How COVID-19 Changed Dreaming for Many
When the COVID-19 pandemic began, a number of people noted that their dream experience was changing, which seems a bit odd.
For humans, sleep often serves as a period of recharging, a reprieve from the daily stressors and worries of life. But for many, sleep also results in dreams, whether they’re the classics about falling endlessly or showing up at school in only your underwear, or something more sinister, closer to a horrifying nightmare. And some dreams are just plain strange.
While many of their dreams had been fairly short, muted, and normal, with the pandemic and the many alterations of daily life it brought, dreams became longer, more vivid, and overall, more absurd. Neuroscientists and psychologists were intrigued by this odd development and dove deeper into why so many people were having scary, more frequent, and just plain strange dreams.
Stress Takes Its Toll
For many, the coronavirus pandemic resulted in stressful changes: the loss of a job, or perhaps additional pressures and hours at work, for healthcare workers and essential employees, teaching children at home, living with an at-risk family member, as well as worrying about COVID-19 and its possible health effects. All of these and more caused a lot of anxiety and stress for people across the country, and this factored into their sleep.
Neurologists and other specialists explained that the brain typically processes intense emotions like fear and worry during the REM part of our sleep cycle, which is also the part of the cycle when dreams happen. The emotions are processed by the brain and simulated in the form of nightmares, but if the emotions are more intense, they take longer to process, therefore resulting in dreams that are more frequent and more vivid. Stress, fear, and other less-than-desirable emotions that have been felt more often due to the coronavirus pandemic manifest themselves into dreams, causing dreams to become more unnerving.
Why Are We Dreaming More?
One of the reasons it appears people are dreaming more is very simple: a lot of people are sleeping more. Of course, there are some who are getting less sleep, whether it is because they are working more as essential employees, or because they’re up late binging Netflix, but many people, with less work to do and hardly anywhere to go, are sleeping more, and sleeping longer. Longer stretches of sleep allow for more REM cycles, and in turn, more opportunities for dreams.

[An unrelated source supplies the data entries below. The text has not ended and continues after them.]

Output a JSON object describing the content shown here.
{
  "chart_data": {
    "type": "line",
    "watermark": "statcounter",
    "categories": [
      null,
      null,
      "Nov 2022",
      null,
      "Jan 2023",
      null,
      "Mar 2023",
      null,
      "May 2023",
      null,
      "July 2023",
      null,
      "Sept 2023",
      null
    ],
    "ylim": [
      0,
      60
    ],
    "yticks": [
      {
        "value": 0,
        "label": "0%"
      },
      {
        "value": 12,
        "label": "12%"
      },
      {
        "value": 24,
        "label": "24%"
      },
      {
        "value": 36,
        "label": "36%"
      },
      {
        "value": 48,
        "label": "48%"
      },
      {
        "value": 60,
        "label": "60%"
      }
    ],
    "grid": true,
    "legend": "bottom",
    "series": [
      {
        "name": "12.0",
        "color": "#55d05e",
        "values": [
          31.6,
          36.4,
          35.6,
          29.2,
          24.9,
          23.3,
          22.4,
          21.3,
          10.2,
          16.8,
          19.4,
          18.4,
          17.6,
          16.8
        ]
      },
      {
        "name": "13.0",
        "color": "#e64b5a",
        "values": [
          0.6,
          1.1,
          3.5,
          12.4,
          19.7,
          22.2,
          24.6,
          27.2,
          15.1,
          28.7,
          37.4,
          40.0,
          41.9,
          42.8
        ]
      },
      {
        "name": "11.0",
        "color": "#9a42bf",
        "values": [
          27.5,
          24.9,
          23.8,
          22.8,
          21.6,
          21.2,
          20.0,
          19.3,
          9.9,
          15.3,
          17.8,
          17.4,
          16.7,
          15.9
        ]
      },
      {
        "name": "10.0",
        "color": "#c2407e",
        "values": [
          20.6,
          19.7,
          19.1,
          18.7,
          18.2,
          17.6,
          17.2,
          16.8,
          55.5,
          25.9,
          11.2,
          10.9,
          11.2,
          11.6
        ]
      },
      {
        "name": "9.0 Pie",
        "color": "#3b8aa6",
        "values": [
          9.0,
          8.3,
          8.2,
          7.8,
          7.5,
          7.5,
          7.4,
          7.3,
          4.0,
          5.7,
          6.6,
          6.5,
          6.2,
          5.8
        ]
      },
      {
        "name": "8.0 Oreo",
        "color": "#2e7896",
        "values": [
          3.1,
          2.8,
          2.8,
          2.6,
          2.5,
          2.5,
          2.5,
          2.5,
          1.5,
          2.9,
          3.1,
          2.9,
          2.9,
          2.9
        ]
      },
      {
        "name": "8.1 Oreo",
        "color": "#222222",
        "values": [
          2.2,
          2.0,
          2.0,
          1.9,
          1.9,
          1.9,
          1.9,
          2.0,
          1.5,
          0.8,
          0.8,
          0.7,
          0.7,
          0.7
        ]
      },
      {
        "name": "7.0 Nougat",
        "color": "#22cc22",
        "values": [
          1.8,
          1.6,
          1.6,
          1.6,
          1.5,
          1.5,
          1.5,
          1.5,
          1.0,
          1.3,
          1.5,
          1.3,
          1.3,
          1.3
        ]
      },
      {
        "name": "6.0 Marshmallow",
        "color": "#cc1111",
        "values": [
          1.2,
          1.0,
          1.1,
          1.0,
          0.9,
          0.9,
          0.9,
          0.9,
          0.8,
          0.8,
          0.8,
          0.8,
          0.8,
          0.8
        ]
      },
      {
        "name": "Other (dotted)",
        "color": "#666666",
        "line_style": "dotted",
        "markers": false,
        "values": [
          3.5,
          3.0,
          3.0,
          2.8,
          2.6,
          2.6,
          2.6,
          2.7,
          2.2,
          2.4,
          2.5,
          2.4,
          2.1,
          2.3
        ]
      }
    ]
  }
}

Another possibility is that we aren’t dreaming more, but that we’re remembering the dreams more frequently than we were before COVID-19. Often, people wake up with the feeling that they’ve had a dream, but they aren’t able to recall anything about it. Psychologists and others who study the brain say that in order to remember a dream, you must wake up in the middle of it. Those who have been finding it harder to stay asleep since the pandemic began and are experiencing restlessness while they sleep may be remembering dreams more frequently and vividly.
How to Gain Control of Your Sleep
Now that you understand why COVID-19 has changed your sleep patterns, what can you do about it? Nightmares and night terrors are extremely disrupting and disheartening, but there are a couple of things you can do to get them better under control and get a better night’s rest.
Any method of controlling and reducing stress before you to bed, such as yoga, meditation, soothing music, or warm baths, will likely reduce nightmares. Rewriting the endings or changing aspects of terrifying or strange dreams is a strategy that has been recommended by many experts. For example, if a person has a dream about opening a door and encountering a horrifying entity, they can create a new ending for the nightmare, where instead of a monster lurking behind the door, their best friend was waiting with a cake. It sounds somewhat silly, but the method has proven effective in several studies.
The brain can be easily manipulated, and painting aspects of a night terror in a more positive light can make the dream seem not as bad. COVID-19 changed a lot about our lives, including the way we sleep and dream. Increased levels of stress mean that emotions are taking longer to process, and dreams are becoming more intense, vivid, and frequent. However, even with these new developments, there are still ways to reduce emotions like fear and anxiety and get a good night’s sleep.